One more to go for two in a row: Bulls lead 2-0

With one swing of the bat, Jeff Liefer went from goat to hero, and the Durham Bulls pulled to within one victory of their second consecutive championship in the Triple-A International League's Governor's Cup.

 Liefer's two-run home run in the bottom of the seventh inning broke open a 3-3 deadlock and powered the Bulls to a thrilling come-from-behind, 5-3 victory over the Pawtucket Red Sox, sending the team to Rhode Island with a commanding 2-0 lead in the best-of-five championship series.

 It was sweet redemption for Liefer, who earlier in the contest twice killed rallies by popping out to shortstop with a pair of runners on base. The squandered opportunities loomed large in the neck-and-neck game--until Liefer himself turned them into a distant memory.

 "If you go up there thinking about your failures, you're not going to have any chance at all," said Liefer, who played with the Chicago White Sox from 1999 to 2002. "You have to go up there and try to be aggressive."

 Though Liefer's home run put the Bulls in the driver's seat, they still had to escape one final scare in the ninth inning before they could start packing their bags for Pawtucket. With one out, right-handed closer Lee Gardner gave up a walk and a hard single, bringing the go-ahead run to the plate. However, Gardner got Lou Collier to hit a soft liner right at second baseman Brooks Badeaux, who doubled off a diving Trace Coquilette at first base to close out the contest and send the Bulls back to a clubhouse blaring with rap.

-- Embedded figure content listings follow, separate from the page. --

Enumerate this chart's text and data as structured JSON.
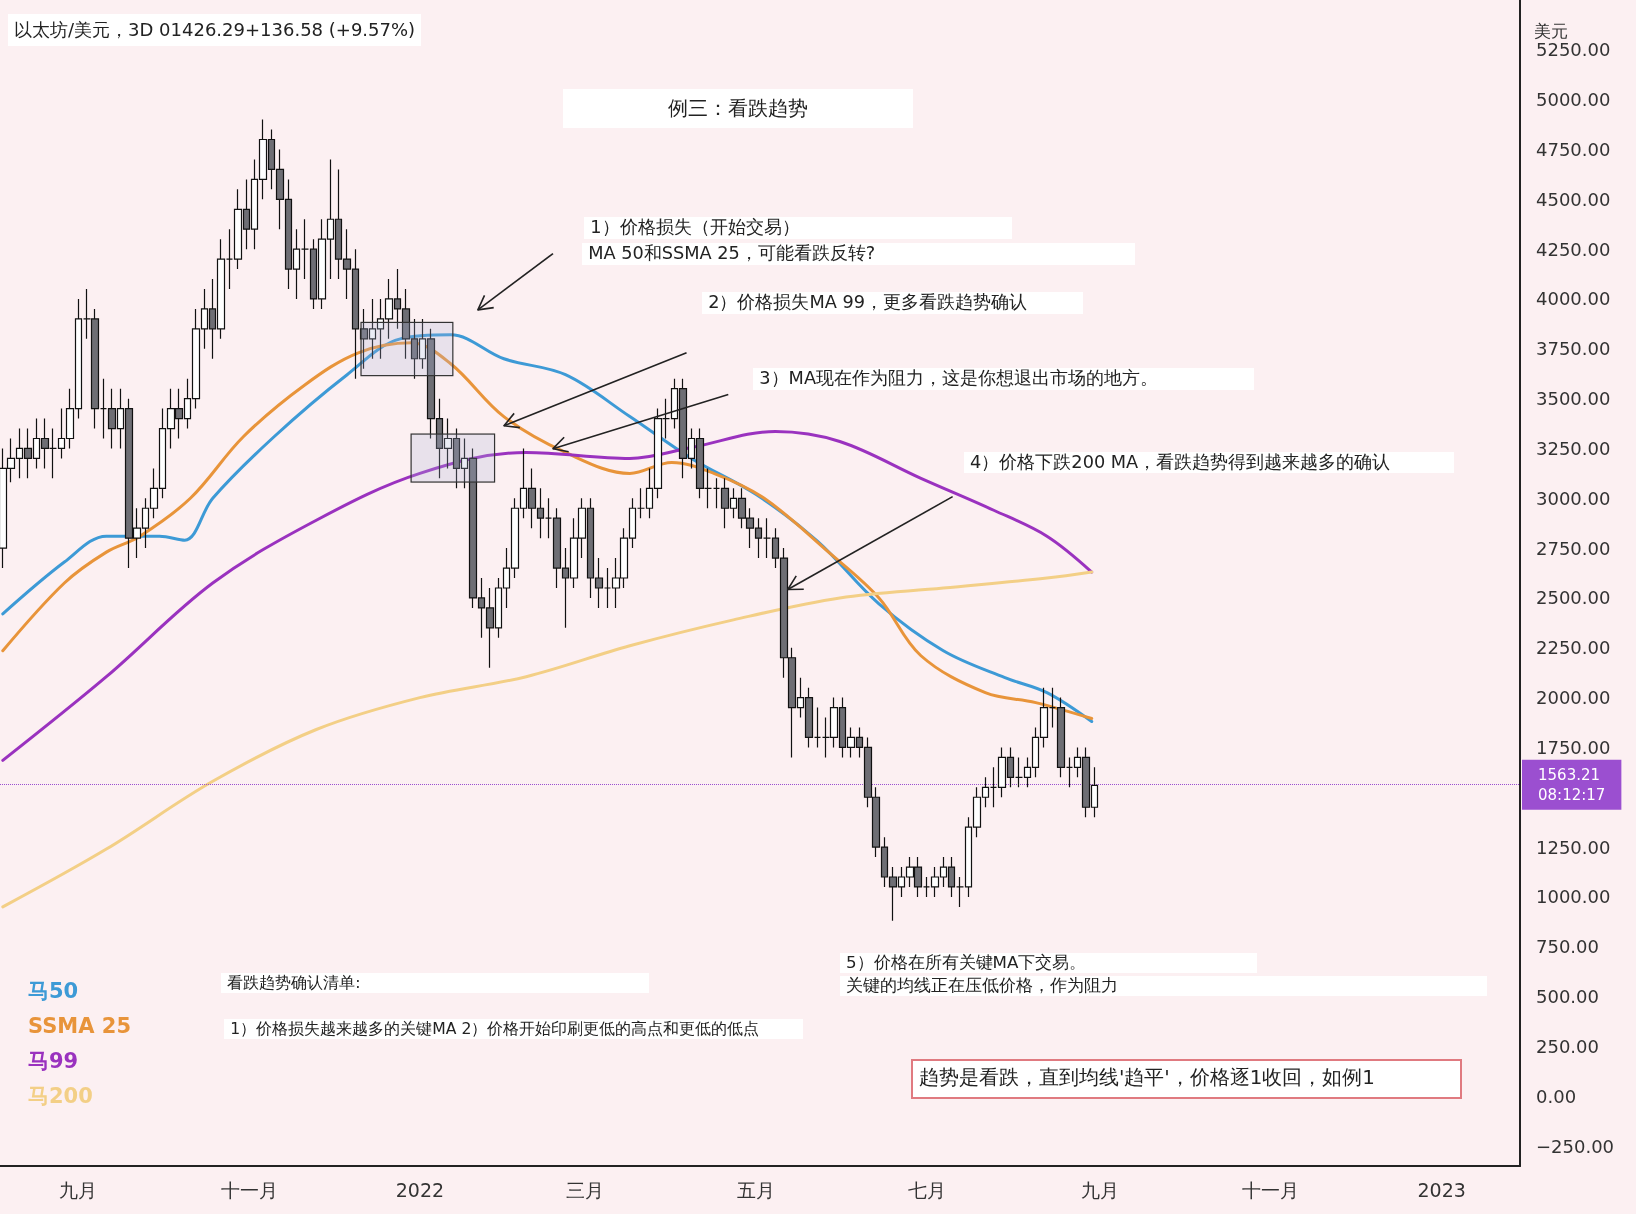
{
  "chart_data": {
    "type": "candlestick",
    "title": "以太坊/美元，3D 01426.29+136.58 (+9.57%)",
    "subtitle": "例三：看跌趋势",
    "ylabel": "美元",
    "colors": [
      "#ffffff",
      "#ffffff",
      "#ffffff",
      "#6e6e74",
      "#ffffff",
      "#6e6e74",
      "#111111",
      "#ffffff",
      "#ffffff",
      "#ffffff",
      "#111111",
      "#6e6e74",
      "#111111",
      "#6e6e74",
      "#ffffff",
      "#6e6e74",
      "#ffffff",
      "#ffffff",
      "#ffffff",
      "#ffffff",
      "#ffffff",
      "#6e6e74",
      "#ffffff",
      "#ffffff",
      "#ffffff",
      "#6e6e74",
      "#ffffff",
      "#111111",
      "#ffffff",
      "#6e6e74",
      "#ffffff",
      "#ffffff",
      "#6e6e74",
      "#6e6e74",
      "#6e6e74",
      "#ffffff",
      "#111111",
      "#6e6e74",
      "#ffffff",
      "#ffffff",
      "#6e6e74",
      "#6e6e74",
      "#6e6e74",
      "#6e6e74",
      "#ffffff",
      "#ffffff",
      "#ffffff",
      "#6e6e74",
      "#6e6e74",
      "#6e6e74",
      "#ffffff",
      "#6e6e74",
      "#6e6e74",
      "#ffffff",
      "#6e6e74",
      "#ffffff",
      "#6e6e74",
      "#6e6e74",
      "#6e6e74",
      "#ffffff",
      "#ffffff",
      "#ffffff",
      "#ffffff",
      "#6e6e74",
      "#6e6e74",
      "#111111",
      "#6e6e74",
      "#6e6e74",
      "#ffffff",
      "#ffffff",
      "#6e6e74",
      "#6e6e74",
      "#111111",
      "#ffffff",
      "#ffffff",
      "#ffffff",
      "#111111",
      "#ffffff",
      "#ffffff",
      "#111111",
      "#ffffff",
      "#6e6e74",
      "#ffffff",
      "#6e6e74",
      "#111111",
      "#111111",
      "#6e6e74",
      "#ffffff",
      "#6e6e74",
      "#6e6e74",
      "#6e6e74",
      "#111111",
      "#6e6e74",
      "#6e6e74",
      "#6e6e74",
      "#ffffff",
      "#6e6e74",
      "#111111",
      "#111111",
      "#ffffff",
      "#6e6e74",
      "#ffffff",
      "#6e6e74",
      "#6e6e74",
      "#6e6e74",
      "#6e6e74",
      "#6e6e74",
      "#ffffff",
      "#ffffff",
      "#6e6e74",
      "#111111",
      "#ffffff",
      "#ffffff",
      "#6e6e74",
      "#111111",
      "#ffffff",
      "#ffffff",
      "#ffffff",
      "#111111",
      "#ffffff",
      "#6e6e74",
      "#111111",
      "#ffffff",
      "#ffffff",
      "#ffffff",
      "#111111",
      "#6e6e74",
      "#111111",
      "#ffffff",
      "#6e6e74",
      "#ffffff"
    ],
    "x": [
      "2021-08-05",
      "2021-08-08",
      "2021-08-11",
      "2021-08-14",
      "2021-08-17",
      "2021-08-20",
      "2021-08-23",
      "2021-08-26",
      "2021-08-29",
      "2021-09-01",
      "2021-09-04",
      "2021-09-07",
      "2021-09-10",
      "2021-09-13",
      "2021-09-16",
      "2021-09-19",
      "2021-09-22",
      "2021-09-25",
      "2021-09-28",
      "2021-10-01",
      "2021-10-04",
      "2021-10-07",
      "2021-10-10",
      "2021-10-13",
      "2021-10-16",
      "2021-10-19",
      "2021-10-22",
      "2021-10-25",
      "2021-10-28",
      "2021-10-31",
      "2021-11-03",
      "2021-11-06",
      "2021-11-09",
      "2021-11-12",
      "2021-11-15",
      "2021-11-18",
      "2021-11-21",
      "2021-11-24",
      "2021-11-27",
      "2021-11-30",
      "2021-12-03",
      "2021-12-06",
      "2021-12-09",
      "2021-12-12",
      "2021-12-15",
      "2021-12-18",
      "2021-12-21",
      "2021-12-24",
      "2021-12-27",
      "2021-12-30",
      "2022-01-02",
      "2022-01-05",
      "2022-01-08",
      "2022-01-11",
      "2022-01-14",
      "2022-01-17",
      "2022-01-20",
      "2022-01-23",
      "2022-01-26",
      "2022-01-29",
      "2022-02-01",
      "2022-02-04",
      "2022-02-07",
      "2022-02-10",
      "2022-02-13",
      "2022-02-16",
      "2022-02-19",
      "2022-02-22",
      "2022-02-25",
      "2022-02-28",
      "2022-03-03",
      "2022-03-06",
      "2022-03-09",
      "2022-03-12",
      "2022-03-15",
      "2022-03-18",
      "2022-03-21",
      "2022-03-24",
      "2022-03-27",
      "2022-03-30",
      "2022-04-02",
      "2022-04-05",
      "2022-04-08",
      "2022-04-11",
      "2022-04-14",
      "2022-04-17",
      "2022-04-20",
      "2022-04-23",
      "2022-04-26",
      "2022-04-29",
      "2022-05-02",
      "2022-05-05",
      "2022-05-08",
      "2022-05-11",
      "2022-05-14",
      "2022-05-17",
      "2022-05-20",
      "2022-05-23",
      "2022-05-26",
      "2022-05-29",
      "2022-06-01",
      "2022-06-04",
      "2022-06-07",
      "2022-06-10",
      "2022-06-13",
      "2022-06-16",
      "2022-06-19",
      "2022-06-22",
      "2022-06-25",
      "2022-06-28",
      "2022-07-01",
      "2022-07-04",
      "2022-07-07",
      "2022-07-10",
      "2022-07-13",
      "2022-07-16",
      "2022-07-19",
      "2022-07-22",
      "2022-07-25",
      "2022-07-28",
      "2022-07-31",
      "2022-08-03",
      "2022-08-06",
      "2022-08-09",
      "2022-08-12",
      "2022-08-15",
      "2022-08-18",
      "2022-08-21",
      "2022-08-24",
      "2022-08-27",
      "2022-08-30"
    ],
    "ohlc": [
      [
        2750,
        3250,
        2650,
        3150
      ],
      [
        3150,
        3300,
        3080,
        3200
      ],
      [
        3200,
        3350,
        3100,
        3250
      ],
      [
        3250,
        3350,
        3100,
        3200
      ],
      [
        3200,
        3400,
        3150,
        3300
      ],
      [
        3300,
        3400,
        3150,
        3250
      ],
      [
        3250,
        3350,
        3100,
        3250
      ],
      [
        3250,
        3450,
        3200,
        3300
      ],
      [
        3300,
        3550,
        3250,
        3450
      ],
      [
        3450,
        4000,
        3400,
        3900
      ],
      [
        3900,
        4050,
        3800,
        3900
      ],
      [
        3900,
        3950,
        3350,
        3450
      ],
      [
        3450,
        3600,
        3300,
        3450
      ],
      [
        3450,
        3550,
        3250,
        3350
      ],
      [
        3350,
        3550,
        3250,
        3450
      ],
      [
        3450,
        3500,
        2650,
        2800
      ],
      [
        2800,
        2950,
        2700,
        2850
      ],
      [
        2850,
        3000,
        2750,
        2950
      ],
      [
        2950,
        3150,
        2900,
        3050
      ],
      [
        3050,
        3450,
        3000,
        3350
      ],
      [
        3350,
        3550,
        3250,
        3450
      ],
      [
        3450,
        3550,
        3300,
        3400
      ],
      [
        3400,
        3600,
        3350,
        3500
      ],
      [
        3500,
        3950,
        3450,
        3850
      ],
      [
        3850,
        4050,
        3750,
        3950
      ],
      [
        3950,
        4100,
        3700,
        3850
      ],
      [
        3850,
        4300,
        3800,
        4200
      ],
      [
        4200,
        4350,
        4050,
        4200
      ],
      [
        4200,
        4550,
        4150,
        4450
      ],
      [
        4450,
        4600,
        4250,
        4350
      ],
      [
        4350,
        4700,
        4250,
        4600
      ],
      [
        4600,
        4900,
        4500,
        4800
      ],
      [
        4800,
        4850,
        4550,
        4650
      ],
      [
        4650,
        4750,
        4350,
        4500
      ],
      [
        4500,
        4600,
        4050,
        4150
      ],
      [
        4150,
        4350,
        4000,
        4250
      ],
      [
        4250,
        4400,
        4100,
        4250
      ],
      [
        4250,
        4300,
        3950,
        4000
      ],
      [
        4000,
        4400,
        3950,
        4300
      ],
      [
        4300,
        4700,
        4100,
        4400
      ],
      [
        4400,
        4650,
        4100,
        4200
      ],
      [
        4200,
        4350,
        4000,
        4150
      ],
      [
        4150,
        4250,
        3600,
        3850
      ],
      [
        3850,
        3950,
        3650,
        3800
      ],
      [
        3800,
        4000,
        3700,
        3850
      ],
      [
        3850,
        4000,
        3700,
        3900
      ],
      [
        3900,
        4100,
        3800,
        4000
      ],
      [
        4000,
        4150,
        3850,
        3950
      ],
      [
        3950,
        4050,
        3700,
        3800
      ],
      [
        3800,
        3900,
        3600,
        3700
      ],
      [
        3700,
        3900,
        3650,
        3800
      ],
      [
        3800,
        3850,
        3300,
        3400
      ],
      [
        3400,
        3500,
        3100,
        3250
      ],
      [
        3250,
        3400,
        3150,
        3300
      ],
      [
        3300,
        3350,
        3050,
        3150
      ],
      [
        3150,
        3300,
        3050,
        3200
      ],
      [
        3200,
        3250,
        2450,
        2500
      ],
      [
        2500,
        2600,
        2300,
        2450
      ],
      [
        2450,
        2550,
        2150,
        2350
      ],
      [
        2350,
        2600,
        2300,
        2550
      ],
      [
        2550,
        2750,
        2450,
        2650
      ],
      [
        2650,
        3000,
        2600,
        2950
      ],
      [
        2950,
        3250,
        2900,
        3050
      ],
      [
        3050,
        3150,
        2850,
        2950
      ],
      [
        2950,
        3050,
        2800,
        2900
      ],
      [
        2900,
        3000,
        2800,
        2900
      ],
      [
        2900,
        2950,
        2550,
        2650
      ],
      [
        2650,
        2750,
        2350,
        2600
      ],
      [
        2600,
        2900,
        2550,
        2800
      ],
      [
        2800,
        3000,
        2700,
        2950
      ],
      [
        2950,
        3000,
        2500,
        2600
      ],
      [
        2600,
        2700,
        2450,
        2550
      ],
      [
        2550,
        2650,
        2450,
        2550
      ],
      [
        2550,
        2700,
        2450,
        2600
      ],
      [
        2600,
        2850,
        2550,
        2800
      ],
      [
        2800,
        3000,
        2750,
        2950
      ],
      [
        2950,
        3050,
        2900,
        2950
      ],
      [
        2950,
        3150,
        2900,
        3050
      ],
      [
        3050,
        3450,
        3000,
        3400
      ],
      [
        3400,
        3500,
        3300,
        3400
      ],
      [
        3400,
        3600,
        3350,
        3550
      ],
      [
        3550,
        3600,
        3100,
        3200
      ],
      [
        3200,
        3350,
        3150,
        3300
      ],
      [
        3300,
        3350,
        3000,
        3050
      ],
      [
        3050,
        3150,
        2950,
        3050
      ],
      [
        3050,
        3100,
        2950,
        3050
      ],
      [
        3050,
        3100,
        2850,
        2950
      ],
      [
        2950,
        3050,
        2900,
        3000
      ],
      [
        3000,
        3050,
        2850,
        2900
      ],
      [
        2900,
        2950,
        2750,
        2850
      ],
      [
        2850,
        2900,
        2700,
        2800
      ],
      [
        2800,
        2900,
        2700,
        2800
      ],
      [
        2800,
        2850,
        2650,
        2700
      ],
      [
        2700,
        2750,
        2100,
        2200
      ],
      [
        2200,
        2250,
        1700,
        1950
      ],
      [
        1950,
        2100,
        1900,
        2000
      ],
      [
        2000,
        2050,
        1750,
        1800
      ],
      [
        1800,
        1950,
        1750,
        1800
      ],
      [
        1800,
        1900,
        1700,
        1800
      ],
      [
        1800,
        2000,
        1750,
        1950
      ],
      [
        1950,
        2000,
        1700,
        1750
      ],
      [
        1750,
        1850,
        1700,
        1800
      ],
      [
        1800,
        1850,
        1700,
        1750
      ],
      [
        1750,
        1800,
        1450,
        1500
      ],
      [
        1500,
        1550,
        1200,
        1250
      ],
      [
        1250,
        1300,
        1050,
        1100
      ],
      [
        1100,
        1150,
        880,
        1050
      ],
      [
        1050,
        1150,
        1000,
        1100
      ],
      [
        1100,
        1200,
        1050,
        1150
      ],
      [
        1150,
        1200,
        1000,
        1050
      ],
      [
        1050,
        1100,
        1000,
        1050
      ],
      [
        1050,
        1150,
        1000,
        1100
      ],
      [
        1100,
        1200,
        1050,
        1150
      ],
      [
        1150,
        1200,
        1000,
        1050
      ],
      [
        1050,
        1100,
        950,
        1050
      ],
      [
        1050,
        1400,
        1000,
        1350
      ],
      [
        1350,
        1550,
        1300,
        1500
      ],
      [
        1500,
        1600,
        1450,
        1550
      ],
      [
        1550,
        1650,
        1450,
        1550
      ],
      [
        1550,
        1750,
        1500,
        1700
      ],
      [
        1700,
        1750,
        1550,
        1600
      ],
      [
        1600,
        1700,
        1550,
        1600
      ],
      [
        1600,
        1700,
        1550,
        1650
      ],
      [
        1650,
        1850,
        1600,
        1800
      ],
      [
        1800,
        2050,
        1750,
        1950
      ],
      [
        1950,
        2050,
        1850,
        1950
      ],
      [
        1950,
        2000,
        1600,
        1650
      ],
      [
        1650,
        1700,
        1550,
        1650
      ],
      [
        1650,
        1750,
        1600,
        1700
      ],
      [
        1700,
        1750,
        1400,
        1450
      ],
      [
        1450,
        1650,
        1400,
        1560
      ]
    ],
    "series": [
      {
        "type": "line",
        "name": "马50",
        "color": "#3d9ad6",
        "x": [
          "2021-08-05",
          "2021-08-27",
          "2021-09-11",
          "2021-09-30",
          "2021-10-09",
          "2021-10-19",
          "2021-11-10",
          "2021-12-06",
          "2021-12-25",
          "2022-01-12",
          "2022-01-31",
          "2022-02-22",
          "2022-03-17",
          "2022-04-08",
          "2022-05-01",
          "2022-05-23",
          "2022-06-14",
          "2022-07-07",
          "2022-07-29",
          "2022-08-13",
          "2022-08-29"
        ],
        "values": [
          2420,
          2680,
          2810,
          2810,
          2790,
          3000,
          3310,
          3620,
          3800,
          3820,
          3700,
          3620,
          3410,
          3200,
          3020,
          2785,
          2470,
          2235,
          2100,
          2025,
          1880
        ]
      },
      {
        "type": "line",
        "name": "SSMA 25",
        "color": "#e8943a",
        "x": [
          "2021-08-05",
          "2021-08-27",
          "2021-09-11",
          "2021-09-23",
          "2021-10-11",
          "2021-10-30",
          "2021-11-21",
          "2021-12-10",
          "2021-12-29",
          "2022-01-12",
          "2022-01-31",
          "2022-02-22",
          "2022-03-17",
          "2022-04-01",
          "2022-04-16",
          "2022-05-04",
          "2022-05-27",
          "2022-06-14",
          "2022-06-29",
          "2022-07-22",
          "2022-08-09",
          "2022-08-29"
        ],
        "values": [
          2235,
          2575,
          2730,
          2810,
          3000,
          3310,
          3570,
          3730,
          3780,
          3675,
          3410,
          3230,
          3125,
          3180,
          3125,
          3000,
          2730,
          2500,
          2210,
          2025,
          1975,
          1895
        ]
      },
      {
        "type": "line",
        "name": "马99",
        "color": "#9a32bf",
        "x": [
          "2021-08-05",
          "2021-09-11",
          "2021-10-19",
          "2021-11-25",
          "2022-01-01",
          "2022-02-08",
          "2022-03-17",
          "2022-04-08",
          "2022-05-08",
          "2022-05-31",
          "2022-06-29",
          "2022-07-25",
          "2022-08-13",
          "2022-08-29"
        ],
        "values": [
          1685,
          2105,
          2575,
          2890,
          3125,
          3230,
          3200,
          3255,
          3335,
          3285,
          3100,
          2940,
          2810,
          2630
        ]
      },
      {
        "type": "line",
        "name": "马200",
        "color": "#f3cf86",
        "x": [
          "2021-08-05",
          "2021-09-11",
          "2021-10-19",
          "2021-11-25",
          "2022-01-01",
          "2022-02-08",
          "2022-03-17",
          "2022-04-23",
          "2022-05-31",
          "2022-07-07",
          "2022-08-13",
          "2022-08-29"
        ],
        "values": [
          950,
          1240,
          1580,
          1840,
          2000,
          2105,
          2260,
          2390,
          2500,
          2550,
          2600,
          2630
        ]
      }
    ],
    "xlim": [
      "2021-08-04",
      "2023-01-29"
    ],
    "xticks": [
      {
        "value": "2021-09-01",
        "label": "九月"
      },
      {
        "value": "2021-11-01",
        "label": "十一月"
      },
      {
        "value": "2022-01-01",
        "label": "2022"
      },
      {
        "value": "2022-03-01",
        "label": "三月"
      },
      {
        "value": "2022-05-01",
        "label": "五月"
      },
      {
        "value": "2022-07-01",
        "label": "七月"
      },
      {
        "value": "2022-09-01",
        "label": "九月"
      },
      {
        "value": "2022-11-01",
        "label": "十一月"
      },
      {
        "value": "2023-01-01",
        "label": "2023"
      }
    ],
    "ylim": [
      -350,
      5500
    ],
    "yticks": [
      {
        "value": -250,
        "label": "−250.00"
      },
      {
        "value": 0,
        "label": "0.00"
      },
      {
        "value": 250,
        "label": "250.00"
      },
      {
        "value": 500,
        "label": "500.00"
      },
      {
        "value": 750,
        "label": "750.00"
      },
      {
        "value": 1000,
        "label": "1000.00"
      },
      {
        "value": 1250,
        "label": "1250.00"
      },
      {
        "value": 1750,
        "label": "1750.00"
      },
      {
        "value": 2000,
        "label": "2000.00"
      },
      {
        "value": 2250,
        "label": "2250.00"
      },
      {
        "value": 2500,
        "label": "2500.00"
      },
      {
        "value": 2750,
        "label": "2750.00"
      },
      {
        "value": 3000,
        "label": "3000.00"
      },
      {
        "value": 3250,
        "label": "3250.00"
      },
      {
        "value": 3500,
        "label": "3500.00"
      },
      {
        "value": 3750,
        "label": "3750.00"
      },
      {
        "value": 4000,
        "label": "4000.00"
      },
      {
        "value": 4250,
        "label": "4250.00"
      },
      {
        "value": 4500,
        "label": "4500.00"
      },
      {
        "value": 4750,
        "label": "4750.00"
      },
      {
        "value": 5000,
        "label": "5000.00"
      },
      {
        "value": 5250,
        "label": "5250.00"
      }
    ],
    "ref_lines": [
      {
        "axis": "y",
        "value": 1563.21,
        "label": "1563.21\n08:12:17",
        "color": "#9b4fd0"
      }
    ],
    "legend": "bottom left",
    "grid": false,
    "annotations": [
      "1）价格损失（开始交易）",
      "MA 50和SSMA 25，可能看跌反转?",
      "2）价格损失MA 99，更多看跌趋势确认",
      "3）MA现在作为阻力，这是你想退出市场的地方。",
      "4）价格下跌200 MA，看跌趋势得到越来越多的确认",
      "5）价格在所有关键MA下交易。",
      "关键的均线正在压低价格，作为阻力",
      "看跌趋势确认清单:",
      "1）价格损失越来越多的关键MA 2）价格开始印刷更低的高点和更低的低点",
      "趋势是看跌，直到均线'趋平'，价格逐1收回，如例1"
    ]
  }
}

 "We're relaxed, but we can't get too relaxed," Liefer said. "They're a good ballclub and they could easily win three. We're going [to Pawtucket] with the same intensity as we had in the games here, and hopefully we can take the first one."

 The Red Sox jumped out in front in the third inning, as a two-out rally victimized left-handed Bulls starting pitcher Jim Parque with a pair of runs. With two men down and nobody on base, shortstop Kelly Dransfeldt hit a looper into shallow rightfield that fell beyond the grasp of a diving Matt Diaz, allowing Dransfeldt to cruise into second base. Adrian Brown followed with a fly ball down the rightfield line that again eluded Diaz, giving the Red Sox back-to-back doubles and the first strike on the scoreboard. After Parque hit Coquilette with a pitch, Collier roped an RBI single into left-center. Parque was able to stop the bleeding there, stranding runners at first and second; this was a theme throughout the night, as the Red Sox repeatedly wasted chances by stranding runners on base.

 After the Red Sox tacked on an additional run in the fourth, the Bulls started to chip into the lead. Centerfielder Jason Smith led off the bottom of the fourth with a double and came around to score on a Chris Truby infield single. The Bulls then loaded the bases and scored their second run on another RBI infield single, this one courtesy of shortstop Jorge Cantu.

 Parque continued to stymie the Red Sox with his 85 mile-per-hour fastball and 70 mph curveball, allowing the Bulls to finally pull even in the sixth. Hector Ortiz's RBI groundout plated Truby, who had led off the inning with a stand-up double into the left-field corner.